The Long (and detailed)
I just added a file to scrape the nysenate.gov for senator and committee information. This file depends heavily on the awesome BeautifulSoup library for python. It just makes finding information in pages incredibly easy and almost natural, right out of the box.
The scraping process takes a long time though (remote server response times), so I've been using the cPickle standard module to save data in between sessions and save data for library usage once its fully assembled. In the future I'll be looking into multi-threading the scraping process to make it faster and so that I can do multi-threading. I've always wanted to get into that but never really had to before.
Once the information is stored into the .dat file it can be pulled into the Open Legislation Library. This is primarily done by replacing name references to Senators and Committees with their corresponding objects, filled with the scraped data. By doing this we gain access to two main things:
- Committee Relationships: We can now directly find senators by their committee relationships in ways that we could only infer (after much work) before.
- Senator Details: We can also place the senators in context by having direct access to the parties they are affiliated with, the committees they sit on, and the leadership positions they hold. They aren't just another name in the cloud.
Looking Forward
Things are starting to fall in place and things are looking up.
There are still a few fairly major issues that need to be dealt with.
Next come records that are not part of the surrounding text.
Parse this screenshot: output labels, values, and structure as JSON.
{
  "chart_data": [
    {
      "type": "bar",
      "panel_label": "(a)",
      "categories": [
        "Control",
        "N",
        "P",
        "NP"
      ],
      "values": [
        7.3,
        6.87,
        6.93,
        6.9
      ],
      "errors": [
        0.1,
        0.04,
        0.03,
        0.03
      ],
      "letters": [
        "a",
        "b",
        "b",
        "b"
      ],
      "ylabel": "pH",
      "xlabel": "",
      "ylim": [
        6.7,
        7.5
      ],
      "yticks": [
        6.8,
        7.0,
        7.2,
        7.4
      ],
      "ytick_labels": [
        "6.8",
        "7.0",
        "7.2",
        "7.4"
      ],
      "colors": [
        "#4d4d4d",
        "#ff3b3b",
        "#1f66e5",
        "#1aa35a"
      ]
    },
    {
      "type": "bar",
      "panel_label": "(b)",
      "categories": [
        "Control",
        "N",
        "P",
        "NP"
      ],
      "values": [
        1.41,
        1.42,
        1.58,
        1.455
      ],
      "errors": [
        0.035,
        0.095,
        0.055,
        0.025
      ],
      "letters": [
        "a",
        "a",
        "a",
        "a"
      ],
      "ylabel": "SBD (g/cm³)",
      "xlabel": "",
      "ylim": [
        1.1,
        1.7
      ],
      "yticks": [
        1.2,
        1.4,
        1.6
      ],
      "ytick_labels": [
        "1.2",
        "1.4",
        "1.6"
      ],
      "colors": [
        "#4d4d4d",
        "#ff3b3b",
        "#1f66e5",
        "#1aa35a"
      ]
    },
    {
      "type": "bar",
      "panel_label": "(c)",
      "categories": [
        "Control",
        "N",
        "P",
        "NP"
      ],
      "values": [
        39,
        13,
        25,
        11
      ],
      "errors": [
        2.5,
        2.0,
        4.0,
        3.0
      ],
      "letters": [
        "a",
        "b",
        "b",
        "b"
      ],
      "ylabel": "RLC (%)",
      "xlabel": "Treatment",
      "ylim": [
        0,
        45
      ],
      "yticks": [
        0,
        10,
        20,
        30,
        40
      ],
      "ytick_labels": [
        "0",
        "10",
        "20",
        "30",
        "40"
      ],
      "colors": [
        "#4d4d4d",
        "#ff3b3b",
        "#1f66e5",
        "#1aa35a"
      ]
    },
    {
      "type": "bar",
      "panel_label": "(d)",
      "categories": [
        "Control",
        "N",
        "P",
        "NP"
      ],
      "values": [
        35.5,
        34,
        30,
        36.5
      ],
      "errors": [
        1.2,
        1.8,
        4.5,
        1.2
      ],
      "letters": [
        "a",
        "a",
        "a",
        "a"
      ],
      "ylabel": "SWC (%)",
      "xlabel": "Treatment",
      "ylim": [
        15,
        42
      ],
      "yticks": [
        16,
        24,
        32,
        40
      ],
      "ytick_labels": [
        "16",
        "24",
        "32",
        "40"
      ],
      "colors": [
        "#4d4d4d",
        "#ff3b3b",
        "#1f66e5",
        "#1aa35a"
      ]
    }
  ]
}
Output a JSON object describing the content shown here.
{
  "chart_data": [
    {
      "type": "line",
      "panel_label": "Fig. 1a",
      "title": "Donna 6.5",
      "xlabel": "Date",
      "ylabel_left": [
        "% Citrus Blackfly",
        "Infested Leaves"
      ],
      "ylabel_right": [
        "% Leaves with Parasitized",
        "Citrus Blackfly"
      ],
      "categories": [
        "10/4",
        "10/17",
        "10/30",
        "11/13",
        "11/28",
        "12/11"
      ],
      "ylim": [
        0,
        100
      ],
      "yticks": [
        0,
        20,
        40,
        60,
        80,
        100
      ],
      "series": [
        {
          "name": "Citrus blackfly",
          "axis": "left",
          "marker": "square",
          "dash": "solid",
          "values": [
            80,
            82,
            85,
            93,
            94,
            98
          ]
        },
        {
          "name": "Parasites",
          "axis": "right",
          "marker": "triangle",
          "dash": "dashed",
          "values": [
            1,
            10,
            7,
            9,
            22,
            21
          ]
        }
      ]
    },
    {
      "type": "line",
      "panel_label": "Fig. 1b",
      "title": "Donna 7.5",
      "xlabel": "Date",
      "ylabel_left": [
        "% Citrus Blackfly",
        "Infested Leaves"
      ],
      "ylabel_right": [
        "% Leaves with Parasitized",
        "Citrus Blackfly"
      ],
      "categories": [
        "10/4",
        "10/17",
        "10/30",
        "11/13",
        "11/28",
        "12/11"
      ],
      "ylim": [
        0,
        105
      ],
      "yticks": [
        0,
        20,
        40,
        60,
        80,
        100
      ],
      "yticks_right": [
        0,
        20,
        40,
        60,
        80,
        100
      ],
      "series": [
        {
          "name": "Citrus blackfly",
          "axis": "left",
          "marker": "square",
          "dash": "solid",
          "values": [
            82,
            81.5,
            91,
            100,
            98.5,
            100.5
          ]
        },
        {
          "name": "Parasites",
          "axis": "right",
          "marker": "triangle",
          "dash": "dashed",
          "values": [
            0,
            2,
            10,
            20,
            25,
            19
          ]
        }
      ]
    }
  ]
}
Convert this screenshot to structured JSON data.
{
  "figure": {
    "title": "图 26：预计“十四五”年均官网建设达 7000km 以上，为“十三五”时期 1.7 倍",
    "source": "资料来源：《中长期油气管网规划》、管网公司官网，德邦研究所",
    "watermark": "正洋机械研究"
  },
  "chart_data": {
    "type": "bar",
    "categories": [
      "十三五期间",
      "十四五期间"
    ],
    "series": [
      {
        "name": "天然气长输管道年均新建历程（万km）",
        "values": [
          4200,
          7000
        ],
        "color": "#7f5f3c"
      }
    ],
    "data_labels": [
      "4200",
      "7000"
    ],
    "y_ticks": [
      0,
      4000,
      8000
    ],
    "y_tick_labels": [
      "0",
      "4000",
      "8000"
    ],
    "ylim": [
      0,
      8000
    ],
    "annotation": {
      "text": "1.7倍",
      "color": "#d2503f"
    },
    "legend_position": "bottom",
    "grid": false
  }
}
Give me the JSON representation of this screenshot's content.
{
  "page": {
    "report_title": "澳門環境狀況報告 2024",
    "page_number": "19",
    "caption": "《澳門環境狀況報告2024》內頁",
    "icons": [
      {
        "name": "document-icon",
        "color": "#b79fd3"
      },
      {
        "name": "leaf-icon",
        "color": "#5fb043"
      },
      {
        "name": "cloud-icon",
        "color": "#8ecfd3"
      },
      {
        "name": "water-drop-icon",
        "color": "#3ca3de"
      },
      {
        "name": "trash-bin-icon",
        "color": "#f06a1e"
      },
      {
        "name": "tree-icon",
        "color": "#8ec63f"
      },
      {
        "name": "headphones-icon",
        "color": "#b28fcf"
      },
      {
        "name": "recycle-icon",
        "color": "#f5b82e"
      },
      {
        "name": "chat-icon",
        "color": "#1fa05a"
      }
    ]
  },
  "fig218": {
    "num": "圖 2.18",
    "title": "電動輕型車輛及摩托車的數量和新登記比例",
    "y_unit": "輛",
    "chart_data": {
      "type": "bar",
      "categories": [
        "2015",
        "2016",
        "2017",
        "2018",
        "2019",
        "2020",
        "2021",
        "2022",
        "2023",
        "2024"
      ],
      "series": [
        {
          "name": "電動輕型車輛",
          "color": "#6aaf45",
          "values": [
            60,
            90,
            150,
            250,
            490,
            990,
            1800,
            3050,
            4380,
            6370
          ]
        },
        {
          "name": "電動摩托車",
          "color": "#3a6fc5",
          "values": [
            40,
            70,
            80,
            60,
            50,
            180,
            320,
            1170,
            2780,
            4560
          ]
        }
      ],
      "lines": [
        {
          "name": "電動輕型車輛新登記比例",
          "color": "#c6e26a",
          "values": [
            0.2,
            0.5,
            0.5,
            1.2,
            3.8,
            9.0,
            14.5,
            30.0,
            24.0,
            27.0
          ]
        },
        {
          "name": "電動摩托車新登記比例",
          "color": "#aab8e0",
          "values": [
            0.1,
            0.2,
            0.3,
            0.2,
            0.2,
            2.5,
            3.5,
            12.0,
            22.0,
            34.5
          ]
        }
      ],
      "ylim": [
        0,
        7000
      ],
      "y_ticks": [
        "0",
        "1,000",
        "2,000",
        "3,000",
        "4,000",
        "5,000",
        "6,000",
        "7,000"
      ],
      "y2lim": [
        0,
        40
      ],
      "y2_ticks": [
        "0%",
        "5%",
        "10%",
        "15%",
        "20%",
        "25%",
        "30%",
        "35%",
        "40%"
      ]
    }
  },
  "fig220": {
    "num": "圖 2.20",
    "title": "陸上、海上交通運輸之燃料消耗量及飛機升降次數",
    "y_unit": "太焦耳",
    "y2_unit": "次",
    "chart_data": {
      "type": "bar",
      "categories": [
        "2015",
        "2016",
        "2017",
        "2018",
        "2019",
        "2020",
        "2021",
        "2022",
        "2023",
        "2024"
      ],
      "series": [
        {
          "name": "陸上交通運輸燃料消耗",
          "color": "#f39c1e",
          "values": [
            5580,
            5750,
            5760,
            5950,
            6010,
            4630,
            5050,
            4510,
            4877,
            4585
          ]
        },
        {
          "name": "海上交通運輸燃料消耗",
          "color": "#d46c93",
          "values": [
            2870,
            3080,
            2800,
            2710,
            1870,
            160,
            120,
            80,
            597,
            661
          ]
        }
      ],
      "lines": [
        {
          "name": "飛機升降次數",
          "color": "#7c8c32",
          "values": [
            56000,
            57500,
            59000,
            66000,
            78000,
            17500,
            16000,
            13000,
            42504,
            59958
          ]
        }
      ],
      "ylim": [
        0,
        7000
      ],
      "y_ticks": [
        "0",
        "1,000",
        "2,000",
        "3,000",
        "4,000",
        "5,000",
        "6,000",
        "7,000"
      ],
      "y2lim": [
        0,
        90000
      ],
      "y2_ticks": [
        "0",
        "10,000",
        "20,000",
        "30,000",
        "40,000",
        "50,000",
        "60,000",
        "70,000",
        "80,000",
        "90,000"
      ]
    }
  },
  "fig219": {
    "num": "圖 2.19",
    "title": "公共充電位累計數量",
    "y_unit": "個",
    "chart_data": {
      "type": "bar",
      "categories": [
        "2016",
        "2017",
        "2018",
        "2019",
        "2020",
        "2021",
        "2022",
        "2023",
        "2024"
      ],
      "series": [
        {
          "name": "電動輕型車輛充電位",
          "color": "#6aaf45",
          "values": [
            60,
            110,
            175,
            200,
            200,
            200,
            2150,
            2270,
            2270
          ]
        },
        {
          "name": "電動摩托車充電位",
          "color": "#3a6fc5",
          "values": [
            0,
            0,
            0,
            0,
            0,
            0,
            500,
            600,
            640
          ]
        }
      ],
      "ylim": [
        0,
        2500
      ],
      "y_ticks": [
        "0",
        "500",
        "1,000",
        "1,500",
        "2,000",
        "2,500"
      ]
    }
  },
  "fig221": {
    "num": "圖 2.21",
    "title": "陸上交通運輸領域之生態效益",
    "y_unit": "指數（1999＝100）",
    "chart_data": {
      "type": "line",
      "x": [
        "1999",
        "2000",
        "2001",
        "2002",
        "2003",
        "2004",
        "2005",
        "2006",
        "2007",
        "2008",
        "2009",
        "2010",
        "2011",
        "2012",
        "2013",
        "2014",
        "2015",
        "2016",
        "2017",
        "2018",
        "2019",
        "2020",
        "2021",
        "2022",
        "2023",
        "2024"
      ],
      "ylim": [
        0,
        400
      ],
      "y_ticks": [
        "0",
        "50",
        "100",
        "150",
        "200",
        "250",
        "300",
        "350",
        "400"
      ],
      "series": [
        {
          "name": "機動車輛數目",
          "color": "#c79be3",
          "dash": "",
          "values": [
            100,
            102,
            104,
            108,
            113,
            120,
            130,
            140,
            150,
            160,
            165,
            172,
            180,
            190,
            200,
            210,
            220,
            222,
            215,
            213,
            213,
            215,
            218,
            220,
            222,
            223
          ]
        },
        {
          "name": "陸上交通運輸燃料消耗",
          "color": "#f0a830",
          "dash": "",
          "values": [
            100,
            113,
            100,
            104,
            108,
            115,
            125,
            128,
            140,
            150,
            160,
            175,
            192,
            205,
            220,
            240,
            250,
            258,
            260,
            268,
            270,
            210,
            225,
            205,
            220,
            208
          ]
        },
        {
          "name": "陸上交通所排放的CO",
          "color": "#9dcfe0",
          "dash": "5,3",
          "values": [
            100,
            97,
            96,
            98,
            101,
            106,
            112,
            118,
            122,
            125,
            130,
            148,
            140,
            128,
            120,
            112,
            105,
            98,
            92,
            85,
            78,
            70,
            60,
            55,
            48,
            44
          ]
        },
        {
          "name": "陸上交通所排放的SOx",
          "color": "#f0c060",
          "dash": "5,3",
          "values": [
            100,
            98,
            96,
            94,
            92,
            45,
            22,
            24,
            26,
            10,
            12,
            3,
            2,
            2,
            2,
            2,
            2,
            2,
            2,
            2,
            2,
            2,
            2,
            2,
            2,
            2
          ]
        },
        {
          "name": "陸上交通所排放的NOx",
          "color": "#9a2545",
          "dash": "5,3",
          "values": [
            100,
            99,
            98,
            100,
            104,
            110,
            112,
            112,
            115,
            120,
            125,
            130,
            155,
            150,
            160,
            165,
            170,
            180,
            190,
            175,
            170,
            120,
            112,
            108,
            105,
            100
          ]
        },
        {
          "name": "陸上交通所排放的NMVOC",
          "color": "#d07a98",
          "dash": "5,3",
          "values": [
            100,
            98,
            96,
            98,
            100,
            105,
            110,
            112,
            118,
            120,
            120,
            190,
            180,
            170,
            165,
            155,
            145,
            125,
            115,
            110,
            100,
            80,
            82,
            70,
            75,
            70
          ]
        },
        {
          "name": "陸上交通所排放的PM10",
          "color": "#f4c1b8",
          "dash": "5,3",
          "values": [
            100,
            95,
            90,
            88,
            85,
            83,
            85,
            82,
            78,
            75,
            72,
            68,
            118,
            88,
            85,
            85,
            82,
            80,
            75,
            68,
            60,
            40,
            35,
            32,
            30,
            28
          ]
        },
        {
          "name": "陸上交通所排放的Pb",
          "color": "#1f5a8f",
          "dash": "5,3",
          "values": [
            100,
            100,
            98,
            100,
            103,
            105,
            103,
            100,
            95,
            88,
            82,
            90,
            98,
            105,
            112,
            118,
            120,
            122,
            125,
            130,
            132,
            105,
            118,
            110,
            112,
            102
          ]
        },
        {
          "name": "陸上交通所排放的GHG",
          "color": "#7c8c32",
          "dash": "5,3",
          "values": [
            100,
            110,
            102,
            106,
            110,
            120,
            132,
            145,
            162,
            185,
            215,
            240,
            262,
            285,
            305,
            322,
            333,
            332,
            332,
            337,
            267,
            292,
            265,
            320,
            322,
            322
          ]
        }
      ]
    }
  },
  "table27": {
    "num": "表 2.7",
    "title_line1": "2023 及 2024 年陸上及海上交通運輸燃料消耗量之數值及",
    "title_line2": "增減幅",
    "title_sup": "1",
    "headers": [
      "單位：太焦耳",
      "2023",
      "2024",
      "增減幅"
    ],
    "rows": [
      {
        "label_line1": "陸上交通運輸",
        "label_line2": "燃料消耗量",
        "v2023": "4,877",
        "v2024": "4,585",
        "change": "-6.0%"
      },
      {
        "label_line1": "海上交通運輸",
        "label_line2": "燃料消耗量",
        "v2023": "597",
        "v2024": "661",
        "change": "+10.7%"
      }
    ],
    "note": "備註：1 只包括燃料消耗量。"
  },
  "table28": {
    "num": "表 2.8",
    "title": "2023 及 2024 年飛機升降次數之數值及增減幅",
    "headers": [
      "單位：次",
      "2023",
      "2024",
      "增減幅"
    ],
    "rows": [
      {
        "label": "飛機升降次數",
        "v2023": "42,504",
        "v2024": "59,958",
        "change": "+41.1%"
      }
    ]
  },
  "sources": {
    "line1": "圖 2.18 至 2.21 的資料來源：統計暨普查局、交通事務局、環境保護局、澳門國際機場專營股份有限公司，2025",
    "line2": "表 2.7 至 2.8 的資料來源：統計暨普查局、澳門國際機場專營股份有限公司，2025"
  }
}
- When search results are pulled down, they don't contain very good information. To get all the useful information you need to make separate queries to the server for each object. This is slow and painful to do manually. Fortunately, I'm fixing this on the other end and the problem will go away shortly.
- You still need to make all your queries through the OpenLegislation client. I'd like to provide hooks into the Objects somehow to automatically create the requests and fill themselves when asked by a user. Still looking into this.
Setup.py
Firmant
I swear, I'm still looking to move over there (and self host my blog), its just not a simple process (yet)...at least as far as I know. Its been busy but I'll get there.